Here we have two feature transformations (we will write explicitly in code)

\begin{equation} \text{feature transformations}: f_1(x) = x \,\,\,\,\,\, f_2(x) = x^2 \end{equation}

So we can write our predictor

\begin{equation} \text{predict}(x) = w_0 + w_1\,f_1(x) + w_2\,f_2(x) \end{equation}

Tune weights by minimizing e.g., the softmax cost: $\,g\left(w_0,w_1,w_2\right) = \sum_{p=1}^{P} \text{log}\left(1 + e^{-y_p\, \text{predict}_{}\left(x_p\right)} \right)$

In [31]:

# feature transforms
def f1(x):
    return x

def f2(x):
    return x**2
    
# prediction
def predict(x,w):
    # linear combo
    val = w[0] + w[1]*f1(x) + w[2]*f2(x)
    return val

# softmax cost
def softmax(w):
    cost = 0
    for p in range(0,len(y)):
        x_p = x[p]
        y_p = y[p]
        cost += np.log(1 + np.exp(-y_p*predict(x_p,w)))
    return cost

In [35]:

# static transform image
demo4.static_N1_img(w_best,least_squares,predict,f1_x = [f1(s) for s in x], f2_x = [f2(s) for s in x],view = [25,15])

A nonlinear decision boundary in the original space is linear in the transformed feature space!

A nonlinear decision boundary in the original space is linear in the transformed feature space!

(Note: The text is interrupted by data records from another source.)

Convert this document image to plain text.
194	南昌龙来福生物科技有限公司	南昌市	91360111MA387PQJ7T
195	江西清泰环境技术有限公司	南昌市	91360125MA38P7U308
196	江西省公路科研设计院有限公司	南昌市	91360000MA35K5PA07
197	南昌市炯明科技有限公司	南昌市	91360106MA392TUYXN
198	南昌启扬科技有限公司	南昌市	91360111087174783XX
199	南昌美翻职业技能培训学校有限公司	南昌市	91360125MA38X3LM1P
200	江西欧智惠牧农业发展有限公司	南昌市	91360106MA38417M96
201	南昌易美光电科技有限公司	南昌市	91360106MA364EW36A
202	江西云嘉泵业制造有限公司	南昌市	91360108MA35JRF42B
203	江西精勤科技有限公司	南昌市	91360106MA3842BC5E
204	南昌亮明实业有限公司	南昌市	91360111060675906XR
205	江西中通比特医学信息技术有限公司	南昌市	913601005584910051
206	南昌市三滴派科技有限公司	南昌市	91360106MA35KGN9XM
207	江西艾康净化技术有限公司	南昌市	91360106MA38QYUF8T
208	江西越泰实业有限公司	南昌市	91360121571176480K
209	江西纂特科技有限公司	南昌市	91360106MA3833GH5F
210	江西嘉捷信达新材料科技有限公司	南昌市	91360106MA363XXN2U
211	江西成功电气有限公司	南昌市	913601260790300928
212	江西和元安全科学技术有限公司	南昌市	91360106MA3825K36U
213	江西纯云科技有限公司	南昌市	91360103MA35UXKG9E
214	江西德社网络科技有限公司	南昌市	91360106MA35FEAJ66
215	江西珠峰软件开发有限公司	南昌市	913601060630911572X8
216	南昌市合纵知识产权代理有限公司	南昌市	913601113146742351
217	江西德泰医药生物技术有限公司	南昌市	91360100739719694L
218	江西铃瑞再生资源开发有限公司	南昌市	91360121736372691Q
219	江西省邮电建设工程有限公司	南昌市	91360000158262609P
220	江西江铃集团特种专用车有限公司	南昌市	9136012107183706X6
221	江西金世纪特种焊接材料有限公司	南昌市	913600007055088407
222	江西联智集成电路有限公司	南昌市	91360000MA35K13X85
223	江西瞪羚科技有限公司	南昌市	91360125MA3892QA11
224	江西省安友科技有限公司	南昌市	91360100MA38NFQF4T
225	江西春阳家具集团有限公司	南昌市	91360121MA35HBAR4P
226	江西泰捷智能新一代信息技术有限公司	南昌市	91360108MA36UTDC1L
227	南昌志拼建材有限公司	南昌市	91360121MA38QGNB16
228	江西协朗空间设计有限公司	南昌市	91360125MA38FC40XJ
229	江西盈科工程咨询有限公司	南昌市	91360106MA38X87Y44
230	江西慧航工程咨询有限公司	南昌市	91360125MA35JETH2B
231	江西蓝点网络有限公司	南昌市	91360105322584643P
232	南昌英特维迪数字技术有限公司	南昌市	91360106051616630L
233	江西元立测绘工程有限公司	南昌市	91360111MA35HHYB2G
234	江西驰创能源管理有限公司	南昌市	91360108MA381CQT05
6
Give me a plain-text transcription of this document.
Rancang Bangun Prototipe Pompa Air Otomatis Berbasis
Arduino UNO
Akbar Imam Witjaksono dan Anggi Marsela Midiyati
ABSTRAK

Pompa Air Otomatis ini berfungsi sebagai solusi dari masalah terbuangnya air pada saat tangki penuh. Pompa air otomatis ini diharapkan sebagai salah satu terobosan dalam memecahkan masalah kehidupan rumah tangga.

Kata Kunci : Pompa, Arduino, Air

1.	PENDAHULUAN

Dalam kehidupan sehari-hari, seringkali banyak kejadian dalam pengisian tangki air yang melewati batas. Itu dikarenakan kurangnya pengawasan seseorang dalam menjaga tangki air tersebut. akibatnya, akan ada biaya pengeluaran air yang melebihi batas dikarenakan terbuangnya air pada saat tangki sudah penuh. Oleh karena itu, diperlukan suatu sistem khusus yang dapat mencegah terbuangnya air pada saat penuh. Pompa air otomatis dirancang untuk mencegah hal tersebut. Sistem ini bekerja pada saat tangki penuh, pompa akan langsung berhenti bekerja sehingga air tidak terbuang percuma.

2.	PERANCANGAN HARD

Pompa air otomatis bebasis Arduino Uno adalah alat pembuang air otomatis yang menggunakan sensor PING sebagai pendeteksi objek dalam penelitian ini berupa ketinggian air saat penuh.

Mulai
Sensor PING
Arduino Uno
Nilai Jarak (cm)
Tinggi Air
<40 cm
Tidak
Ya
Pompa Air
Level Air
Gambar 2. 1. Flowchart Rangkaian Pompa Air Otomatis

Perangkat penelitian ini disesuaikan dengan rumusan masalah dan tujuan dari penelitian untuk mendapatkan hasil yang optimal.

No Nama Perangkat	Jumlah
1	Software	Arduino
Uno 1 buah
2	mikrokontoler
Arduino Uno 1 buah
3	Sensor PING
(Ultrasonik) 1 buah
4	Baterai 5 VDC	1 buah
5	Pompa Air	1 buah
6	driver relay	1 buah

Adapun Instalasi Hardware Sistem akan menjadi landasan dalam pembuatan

Our original space had one feature ($x$), our new one has two features: so we go up a dimension!

This is true in general:

Properly designed features provide good nonlinear separation in the original feature space and, simultaneously, good linear separation in the transformed feature space.

Example 5. A two-dimensional example¶

How about this dataset?

In [19]:

# create instance of linear regression demo, used below and in the next examples
demo5 = nonlib.nonlinear_classification_visualizer.Visualizer(datapath + 'ellipse_2class_data.csv')

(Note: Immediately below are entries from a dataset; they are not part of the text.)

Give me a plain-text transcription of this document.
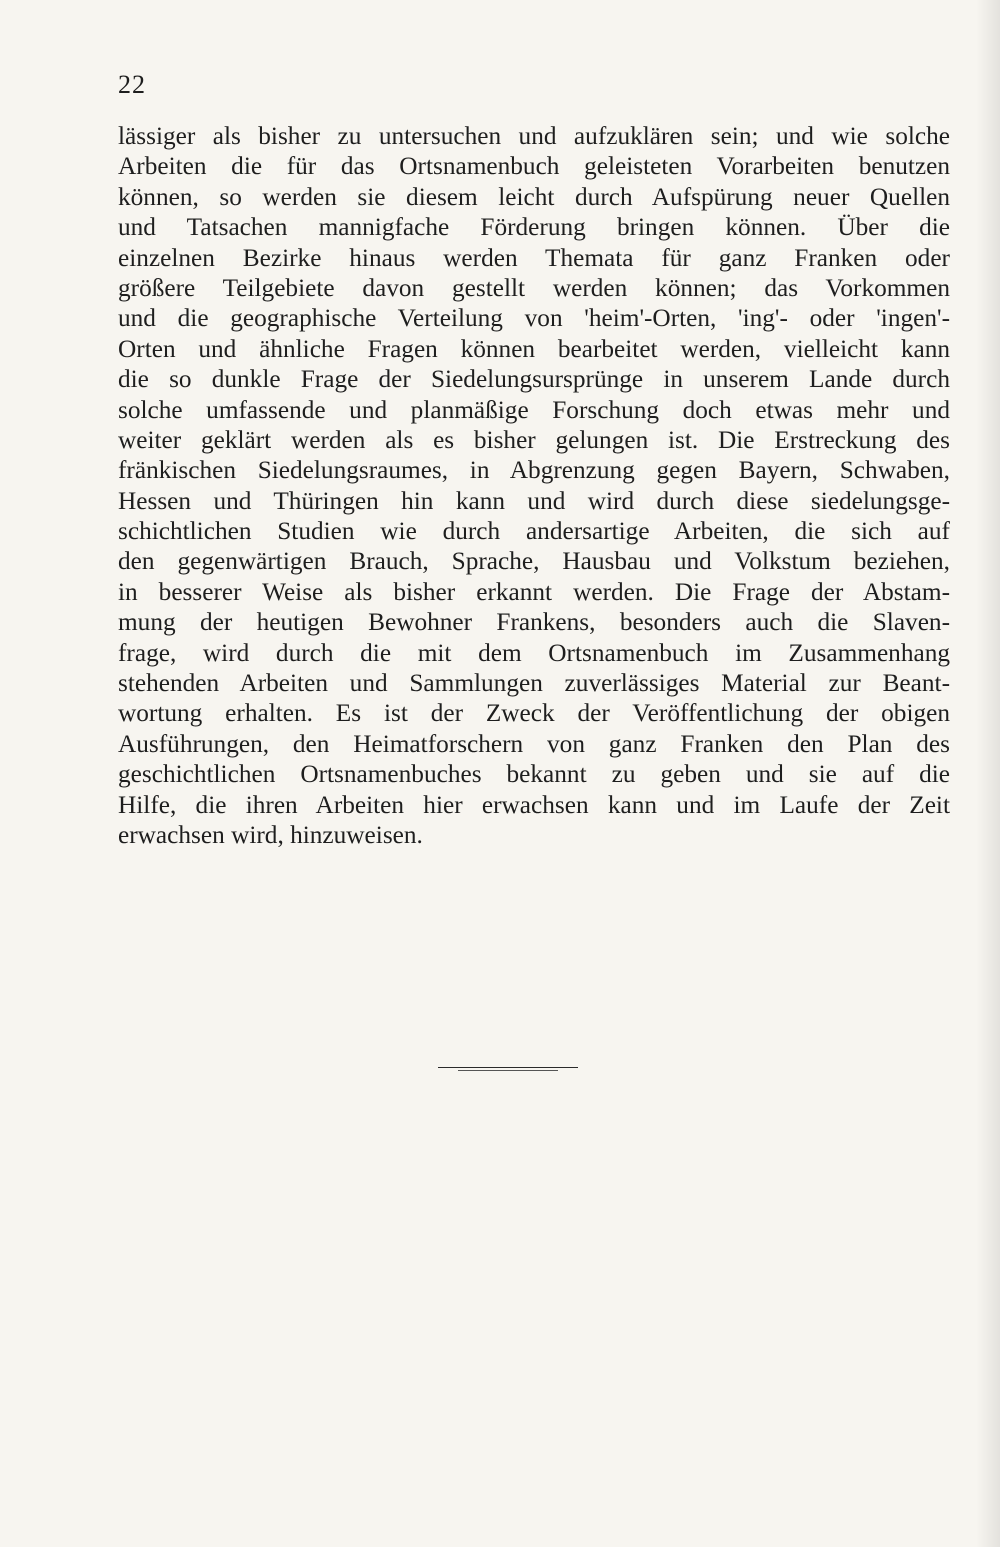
22
lässiger als bisher zu untersuchen und aufzuklären sein; und wie solche
Arbeiten die für das Ortsnamenbuch geleisteten Vorarbeiten benutzen
können, so werden sie diesem leicht durch Aufspürung neuer Quellen
und Tatsachen mannigfache Förderung bringen können. Über die
einzelnen Bezirke hinaus werden Themata für ganz Franken oder
größere Teilgebiete davon gestellt werden können; das Vorkommen
und die geographische Verteilung von 'heim'-Orten, 'ing'- oder 'ingen'-
Orten und ähnliche Fragen können bearbeitet werden, vielleicht kann
die so dunkle Frage der Siedelungsursprünge in unserem Lande durch
solche umfassende und planmäßige Forschung doch etwas mehr und
weiter geklärt werden als es bisher gelungen ist. Die Erstreckung des
fränkischen Siedelungsraumes, in Abgrenzung gegen Bayern, Schwaben,
Hessen und Thüringen hin kann und wird durch diese siedelungsge-
schichtlichen Studien wie durch andersartige Arbeiten, die sich auf
den gegenwärtigen Brauch, Sprache, Hausbau und Volkstum beziehen,
in besserer Weise als bisher erkannt werden. Die Frage der Abstam-
mung der heutigen Bewohner Frankens, besonders auch die Slaven-
frage, wird durch die mit dem Ortsnamenbuch im Zusammenhang
stehenden Arbeiten und Sammlungen zuverlässiges Material zur Beant-
wortung erhalten. Es ist der Zweck der Veröffentlichung der obigen
Ausführungen, den Heimatforschern von ganz Franken den Plan des
geschichtlichen Ortsnamenbuches bekannt zu geben und sie auf die
Hilfe, die ihren Arbeiten hier erwachsen kann und im Laufe der Zeit
erwachsen wird, hinzuweisen.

# an implementation of the least squares cost function for linear regression for N = 2 input dimension datasets
demo5.plot_data()

How about an elliptical decision boundary?

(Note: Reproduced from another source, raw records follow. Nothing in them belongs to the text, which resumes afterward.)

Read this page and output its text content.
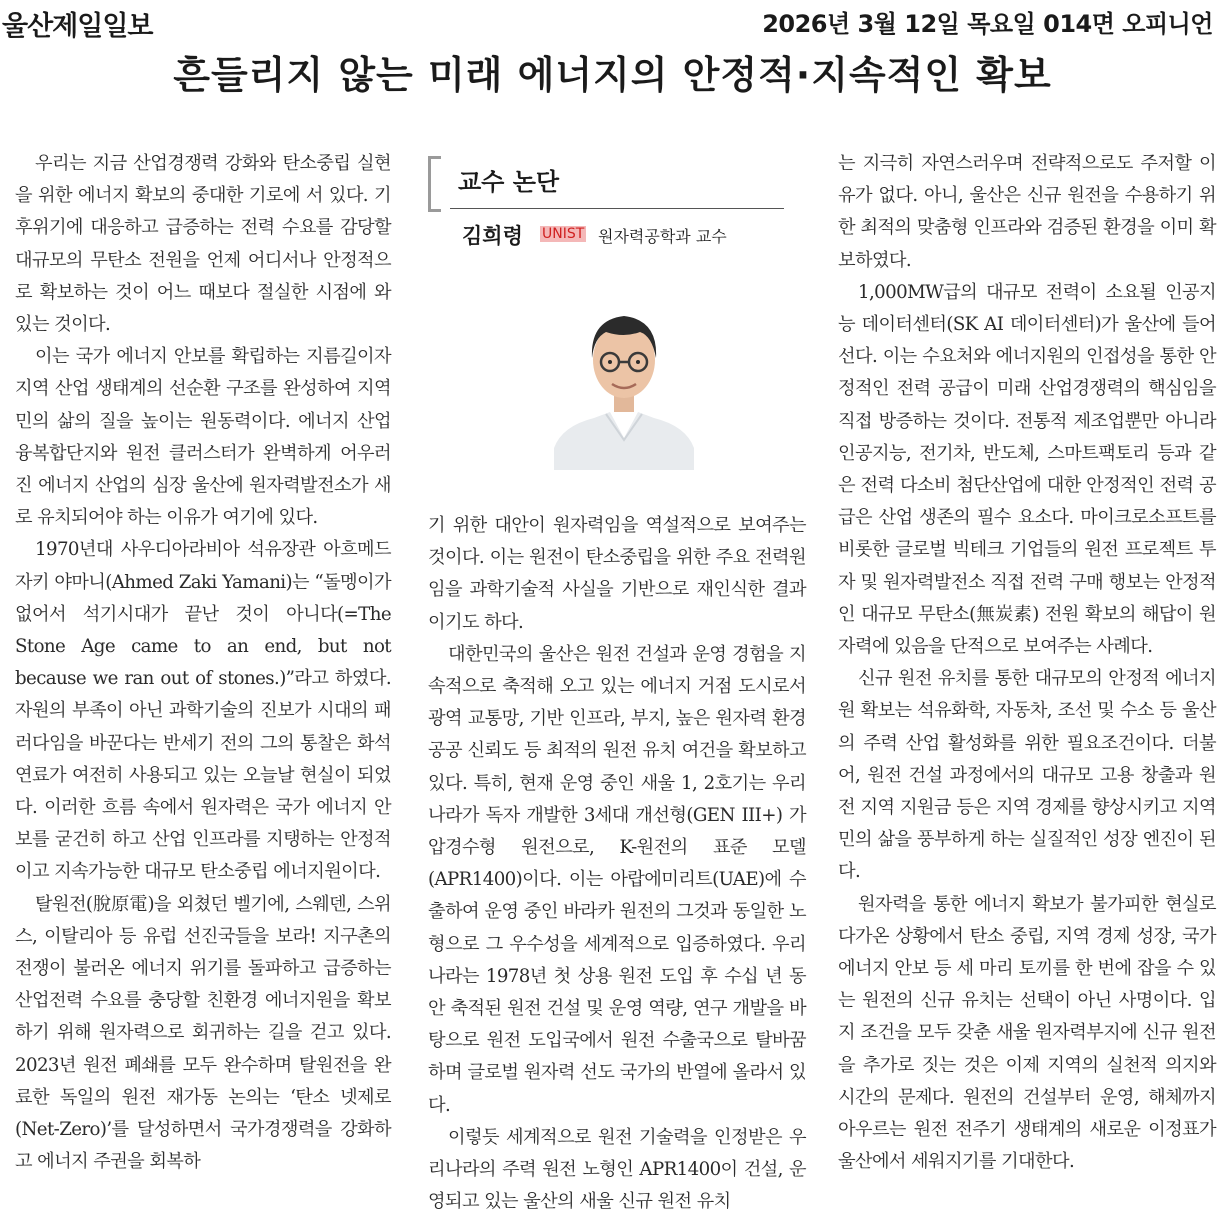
울산제일일보	2026년 3월 12일 목요일 014면 오피니언
흔들리지 않는 미래 에너지의 안정적·지속적인 확보

우리는 지금 산업경쟁력 강화와 탄소중립 실현을 위한 에너지 확보의 중대한 기로에 서 있다. 기후위기에 대응하고 급증하는 전력 수요를 감당할 대규모의 무탄소 전원을 언제 어디서나 안정적으로 확보하는 것이 어느 때보다 절실한 시점에 와 있는 것이다.

이는 국가 에너지 안보를 확립하는 지름길이자 지역 산업 생태계의 선순환 구조를 완성하여 지역민의 삶의 질을 높이는 원동력이다. 에너지 산업 융복합단지와 원전 클러스터가 완벽하게 어우러진 에너지 산업의 심장 울산에 원자력발전소가 새로 유치되어야 하는 이유가 여기에 있다.

1970년대 사우디아라비아 석유장관 아흐메드 자키 야마니(Ahmed Zaki Yamani)는 “돌멩이가 없어서 석기시대가 끝난 것이 아니다(=The Stone Age came to an end, but not because we ran out of stones.)”라고 하였다. 자원의 부족이 아닌 과학기술의 진보가 시대의 패러다임을 바꾼다는 반세기 전의 그의 통찰은 화석연료가 여전히 사용되고 있는 오늘날 현실이 되었다. 이러한 흐름 속에서 원자력은 국가 에너지 안보를 굳건히 하고 산업 인프라를 지탱하는 안정적이고 지속가능한 대규모 탄소중립 에너지원이다.

탈원전(脫原電)을 외쳤던 벨기에, 스웨덴, 스위스, 이탈리아 등 유럽 선진국들을 보라! 지구촌의 전쟁이 불러온 에너지 위기를 돌파하고 급증하는 산업전력 수요를 충당할 친환경 에너지원을 확보하기 위해 원자력으로 회귀하는 길을 걷고 있다. 2023년 원전 폐쇄를 모두 완수하며 탈원전을 완료한 독일의 원전 재가동 논의는 ‘탄소 넷제로(Net-Zero)’를 달성하면서 국가경쟁력을 강화하고 에너지 주권을 회복하

교수 논단
김희령 UNIST 원자력공학과 교수

기 위한 대안이 원자력임을 역설적으로 보여주는 것이다. 이는 원전이 탄소중립을 위한 주요 전력원임을 과학기술적 사실을 기반으로 재인식한 결과이기도 하다.

대한민국의 울산은 원전 건설과 운영 경험을 지속적으로 축적해 오고 있는 에너지 거점 도시로서 광역 교통망, 기반 인프라, 부지, 높은 원자력 환경 공공 신뢰도 등 최적의 원전 유치 여건을 확보하고 있다. 특히, 현재 운영 중인 새울 1, 2호기는 우리나라가 독자 개발한 3세대 개선형(GEN III+) 가압경수형 원전으로, K-원전의 표준 모델(APR1400)이다. 이는 아랍에미리트(UAE)에 수출하여 운영 중인 바라카 원전의 그것과 동일한 노형으로 그 우수성을 세계적으로 입증하였다. 우리나라는 1978년 첫 상용 원전 도입 후 수십 년 동안 축적된 원전 건설 및 운영 역량, 연구 개발을 바탕으로 원전 도입국에서 원전 수출국으로 탈바꿈하며 글로벌 원자력 선도 국가의 반열에 올라서 있다.

이렇듯 세계적으로 원전 기술력을 인정받은 우리나라의 주력 원전 노형인 APR1400이 건설, 운영되고 있는 울산의 새울 신규 원전 유치

는 지극히 자연스러우며 전략적으로도 주저할 이유가 없다. 아니, 울산은 신규 원전을 수용하기 위한 최적의 맞춤형 인프라와 검증된 환경을 이미 확보하였다.

1,000MW급의 대규모 전력이 소요될 인공지능 데이터센터(SK AI 데이터센터)가 울산에 들어선다. 이는 수요처와 에너지원의 인접성을 통한 안정적인 전력 공급이 미래 산업경쟁력의 핵심임을 직접 방증하는 것이다. 전통적 제조업뿐만 아니라 인공지능, 전기차, 반도체, 스마트팩토리 등과 같은 전력 다소비 첨단산업에 대한 안정적인 전력 공급은 산업 생존의 필수 요소다. 마이크로소프트를 비롯한 글로벌 빅테크 기업들의 원전 프로젝트 투자 및 원자력발전소 직접 전력 구매 행보는 안정적인 대규모 무탄소(無炭素) 전원 확보의 해답이 원자력에 있음을 단적으로 보여주는 사례다.

신규 원전 유치를 통한 대규모의 안정적 에너지원 확보는 석유화학, 자동차, 조선 및 수소 등 울산의 주력 산업 활성화를 위한 필요조건이다. 더불어, 원전 건설 과정에서의 대규모 고용 창출과 원전 지역 지원금 등은 지역 경제를 향상시키고 지역민의 삶을 풍부하게 하는 실질적인 성장 엔진이 된다.

원자력을 통한 에너지 확보가 불가피한 현실로 다가온 상황에서 탄소 중립, 지역 경제 성장, 국가 에너지 안보 등 세 마리 토끼를 한 번에 잡을 수 있는 원전의 신규 유치는 선택이 아닌 사명이다. 입지 조건을 모두 갖춘 새울 원자력부지에 신규 원전을 추가로 짓는 것은 이제 지역의 실천적 의지와 시간의 문제다. 원전의 건설부터 운영, 해체까지 아우르는 원전 전주기 생태계의 새로운 이정표가 울산에서 세워지기를 기대한다.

\begin{equation} \text{predict}(x_1,x_2) = w_0^{\,} + w_1^{\,} x_1^2 + w_2^{\,}x_2^2 \end{equation}

Here we use two feature transformations $f_1(x_1,x_2)=x_1^2$ and $f_2(x_1,x_2) = x_2^2$

In [37]:

# features
def f1(x):
    return (x[0])**2

def f2(x):
    return (x[1])**2
    
# prediction
def predict(x,w):
    # linear combo
    a = w[0] + w[1]*f1(x) + w[2]*f2(x)
    return a

# softmax cost
def softmax(w):
    cost = 0
    for p in range(0,len(y)):
        x_p = x[p,:]
        y_p = y[p]
        cost += np.log(1 + np.exp(-y_p*predict(x_p,w)))
    return cost

In [40]:

# illustrate results
demo5.static_N2_img(w_best,softmax,predict,f1,f2,view1 = [20,45],view2 = [20,30])

1.3 Conclusions¶

We have seen that when we can identify a candidate nonlinearity we can quickly swap out linearity for nonlinearity in both our regression and classification paradigms

Each nonlinearity is called a 'transformed feature' or just feature

For regression:

A properly designed feature (or set of features) provides a good nonlinear fit in the original feature space and, simultaneously, a good linear fit in the transformed feature space.

For classification:

Properly designed features provide good nonlinear separation in the original feature space and, simultaneously, good linear separation in the transformed feature space.

But rarely can we identify a complete nonlinearity / all features of a dataset the way we have here ('by eye')

For example, can you identify the right features for these two datasets?

Pretty hard! And we can visualize these!

And we have no chance of doing this when we have more than $N = 2$ inputs (we can't visualize!)

This is where neural networks (as well as kernels and trees) come in!